Many methods are “iterative.” Accuracy of the result depends on how many iterations are performed. It is possible that a given method might be very slow, requiring many iterations before achieving acceptable accuracy. This could involve much computer runtime. The obvious solution of using a faster computer is usually unacceptable. A better approach is to use mathematical analysis to understand why a method is slow, and so to devise methods of speeding it up. Thus, an important feature of analysis applied to computational methods is that of assessing how much in the way of computing resources is needed by a given method.

A given computational method will make demands on computer memory, operations count (the number of arithmetic operations, function evaluations, data transfers, etc.), number of bits in a computer word, and so on. A given problem almost always has many possible alternative solutions. Other than accuracy and computer resource issues, ease of implementation is also relevant. This is a human labor issue. Some methods may be easier to implement on a given set of computing resources than others. This would have an impact on software/hardware development time, and hence on system cost. Again, mathematical analysis is useful in deciding on the relative ease of implementation of competing solution methods.

The subject of numerical computing is truly vast. Methods are required to handle an immense range of problems, such as solution of differential equations (ordinary or partial), integration, solution of equations and systems of equations (linear or nonlinear), approximation of functions, and optimization. These problem types appear to be radically different from each other. In some sense the differences between them are true, but there are means to achieve some unity of approach in understanding them.

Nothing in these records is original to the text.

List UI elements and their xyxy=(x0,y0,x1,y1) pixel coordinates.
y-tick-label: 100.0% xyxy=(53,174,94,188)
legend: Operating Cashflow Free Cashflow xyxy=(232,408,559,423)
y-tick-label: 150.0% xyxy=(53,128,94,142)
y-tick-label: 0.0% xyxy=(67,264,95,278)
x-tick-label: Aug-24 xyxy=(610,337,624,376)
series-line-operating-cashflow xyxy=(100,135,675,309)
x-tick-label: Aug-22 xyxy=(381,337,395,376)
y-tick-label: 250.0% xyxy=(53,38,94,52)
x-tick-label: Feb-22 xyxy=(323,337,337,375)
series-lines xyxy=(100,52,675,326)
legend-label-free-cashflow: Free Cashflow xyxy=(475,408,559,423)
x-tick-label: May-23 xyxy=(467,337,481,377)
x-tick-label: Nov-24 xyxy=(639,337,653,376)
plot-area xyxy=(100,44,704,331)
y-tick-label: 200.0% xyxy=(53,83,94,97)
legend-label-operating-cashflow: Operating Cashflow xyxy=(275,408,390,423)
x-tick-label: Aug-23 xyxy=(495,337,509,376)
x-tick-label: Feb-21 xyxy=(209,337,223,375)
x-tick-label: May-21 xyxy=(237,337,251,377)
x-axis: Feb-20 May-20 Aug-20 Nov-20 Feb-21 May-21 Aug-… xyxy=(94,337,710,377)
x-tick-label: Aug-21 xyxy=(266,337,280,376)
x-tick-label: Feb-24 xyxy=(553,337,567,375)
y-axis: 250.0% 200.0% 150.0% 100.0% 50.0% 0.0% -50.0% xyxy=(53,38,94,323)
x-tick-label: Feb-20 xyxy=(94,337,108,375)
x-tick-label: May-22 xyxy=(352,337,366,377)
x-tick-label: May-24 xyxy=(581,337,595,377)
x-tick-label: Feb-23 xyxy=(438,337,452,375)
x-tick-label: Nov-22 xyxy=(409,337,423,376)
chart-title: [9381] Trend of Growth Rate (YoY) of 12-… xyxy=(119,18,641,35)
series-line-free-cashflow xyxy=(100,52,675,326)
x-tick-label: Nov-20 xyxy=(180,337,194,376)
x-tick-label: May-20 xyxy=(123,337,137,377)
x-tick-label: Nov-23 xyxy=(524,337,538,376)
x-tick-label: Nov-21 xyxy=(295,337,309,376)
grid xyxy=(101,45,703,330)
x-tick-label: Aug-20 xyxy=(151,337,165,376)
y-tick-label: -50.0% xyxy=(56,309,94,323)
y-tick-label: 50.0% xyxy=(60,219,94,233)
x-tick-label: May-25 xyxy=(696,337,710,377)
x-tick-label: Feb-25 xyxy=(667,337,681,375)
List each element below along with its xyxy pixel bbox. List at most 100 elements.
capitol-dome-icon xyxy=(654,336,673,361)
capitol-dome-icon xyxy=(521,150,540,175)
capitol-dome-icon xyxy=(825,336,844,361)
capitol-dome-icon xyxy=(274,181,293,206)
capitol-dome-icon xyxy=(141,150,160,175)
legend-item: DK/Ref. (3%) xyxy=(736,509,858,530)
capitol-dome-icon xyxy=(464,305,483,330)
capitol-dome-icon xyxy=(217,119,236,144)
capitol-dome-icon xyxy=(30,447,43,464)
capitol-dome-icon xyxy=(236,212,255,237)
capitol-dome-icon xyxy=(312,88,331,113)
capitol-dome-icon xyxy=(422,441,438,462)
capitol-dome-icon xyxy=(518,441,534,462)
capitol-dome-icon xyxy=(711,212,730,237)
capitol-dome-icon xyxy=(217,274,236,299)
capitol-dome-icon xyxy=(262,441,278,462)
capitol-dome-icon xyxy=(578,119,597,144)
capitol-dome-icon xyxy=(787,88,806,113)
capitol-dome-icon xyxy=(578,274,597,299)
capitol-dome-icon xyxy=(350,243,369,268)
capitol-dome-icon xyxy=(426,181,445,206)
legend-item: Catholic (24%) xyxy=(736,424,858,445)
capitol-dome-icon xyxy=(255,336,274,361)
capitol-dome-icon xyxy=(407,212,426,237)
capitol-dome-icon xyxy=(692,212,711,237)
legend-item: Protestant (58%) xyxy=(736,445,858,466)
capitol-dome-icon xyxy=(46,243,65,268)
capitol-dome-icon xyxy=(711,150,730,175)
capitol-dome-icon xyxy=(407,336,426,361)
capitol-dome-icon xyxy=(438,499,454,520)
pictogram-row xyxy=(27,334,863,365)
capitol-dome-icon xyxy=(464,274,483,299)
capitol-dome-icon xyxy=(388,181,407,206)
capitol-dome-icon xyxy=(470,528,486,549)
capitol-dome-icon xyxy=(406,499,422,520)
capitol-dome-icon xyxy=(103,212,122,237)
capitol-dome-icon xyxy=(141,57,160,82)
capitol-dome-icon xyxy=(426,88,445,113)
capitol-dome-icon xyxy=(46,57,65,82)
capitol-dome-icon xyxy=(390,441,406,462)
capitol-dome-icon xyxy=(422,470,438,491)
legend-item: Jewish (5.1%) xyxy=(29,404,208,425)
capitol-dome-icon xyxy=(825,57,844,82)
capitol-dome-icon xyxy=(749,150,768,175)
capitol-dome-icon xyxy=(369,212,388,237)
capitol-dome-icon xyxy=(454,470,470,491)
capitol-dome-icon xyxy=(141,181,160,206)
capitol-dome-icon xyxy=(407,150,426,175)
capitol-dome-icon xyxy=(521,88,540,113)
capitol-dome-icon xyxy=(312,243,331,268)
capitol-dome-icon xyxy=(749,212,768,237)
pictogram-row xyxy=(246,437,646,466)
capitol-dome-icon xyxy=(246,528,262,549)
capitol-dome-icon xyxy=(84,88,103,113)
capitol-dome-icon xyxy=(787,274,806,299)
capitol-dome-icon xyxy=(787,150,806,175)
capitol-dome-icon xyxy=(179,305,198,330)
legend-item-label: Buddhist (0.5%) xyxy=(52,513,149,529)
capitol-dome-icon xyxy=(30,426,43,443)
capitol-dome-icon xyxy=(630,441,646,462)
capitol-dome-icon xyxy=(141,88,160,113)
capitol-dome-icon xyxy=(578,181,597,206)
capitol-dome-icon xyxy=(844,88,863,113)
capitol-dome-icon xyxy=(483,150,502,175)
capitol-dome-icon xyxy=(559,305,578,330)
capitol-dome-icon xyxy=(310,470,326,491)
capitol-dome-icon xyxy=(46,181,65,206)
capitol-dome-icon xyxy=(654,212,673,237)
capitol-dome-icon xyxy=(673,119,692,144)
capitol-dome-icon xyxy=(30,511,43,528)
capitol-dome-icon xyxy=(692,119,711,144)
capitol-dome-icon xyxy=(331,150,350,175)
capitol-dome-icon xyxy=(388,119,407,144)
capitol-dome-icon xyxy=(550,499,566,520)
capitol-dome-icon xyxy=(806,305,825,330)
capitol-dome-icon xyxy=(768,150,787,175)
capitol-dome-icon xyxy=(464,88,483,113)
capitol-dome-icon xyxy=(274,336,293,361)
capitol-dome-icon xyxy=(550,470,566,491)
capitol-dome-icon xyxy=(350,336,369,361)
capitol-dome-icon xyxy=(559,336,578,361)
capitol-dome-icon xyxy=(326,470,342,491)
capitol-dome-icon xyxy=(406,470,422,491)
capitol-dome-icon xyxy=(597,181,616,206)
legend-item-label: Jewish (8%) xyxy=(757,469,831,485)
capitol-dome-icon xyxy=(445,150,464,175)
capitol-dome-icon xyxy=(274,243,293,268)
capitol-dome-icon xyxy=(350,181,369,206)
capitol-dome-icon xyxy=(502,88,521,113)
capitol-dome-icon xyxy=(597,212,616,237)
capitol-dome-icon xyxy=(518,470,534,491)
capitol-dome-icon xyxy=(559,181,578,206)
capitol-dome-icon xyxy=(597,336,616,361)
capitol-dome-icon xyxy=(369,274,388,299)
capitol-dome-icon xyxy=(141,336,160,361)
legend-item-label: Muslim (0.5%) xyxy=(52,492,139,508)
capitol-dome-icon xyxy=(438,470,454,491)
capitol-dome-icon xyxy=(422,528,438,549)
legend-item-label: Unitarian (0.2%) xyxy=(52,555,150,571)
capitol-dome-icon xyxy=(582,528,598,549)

The branch of mathematics that (perhaps) gives the greatest amount of unity is sometimes called functional analysis. We shall employ ideas from this subject throughout. However, our usage of these ideas is not truly rigorous; for example, we completely avoid topology, and measure theory. Therefore, we tend to follow simplified treatments of the subject such as Kreyszig [1], and then only those ideas that are immediately relevant to us. The reader is assumed to be very comfortable with elementary linear algebra, and calculus. The reader must also be comfortable with complex number arithmetic (see Appendix 1.A now for a review if necessary). Some knowledge of electric circuit analysis is presumed since this will provide a source of applications examples later. (But application examples will also be drawn from other sources.) Some knowledge of ordinary differential equations is also assumed.

It is worth noting that an understanding of functional analysis is a tremendous aid to understanding other subjects such as quantum physics, probability theory and random processes, digital communications system analysis and design, digital control systems analysis and design, digital signal processing, fuzzy systems, neural networks, computer hardware design, and optimal design of systems. Many of the ideas presented in this book are also intended to support these subjects.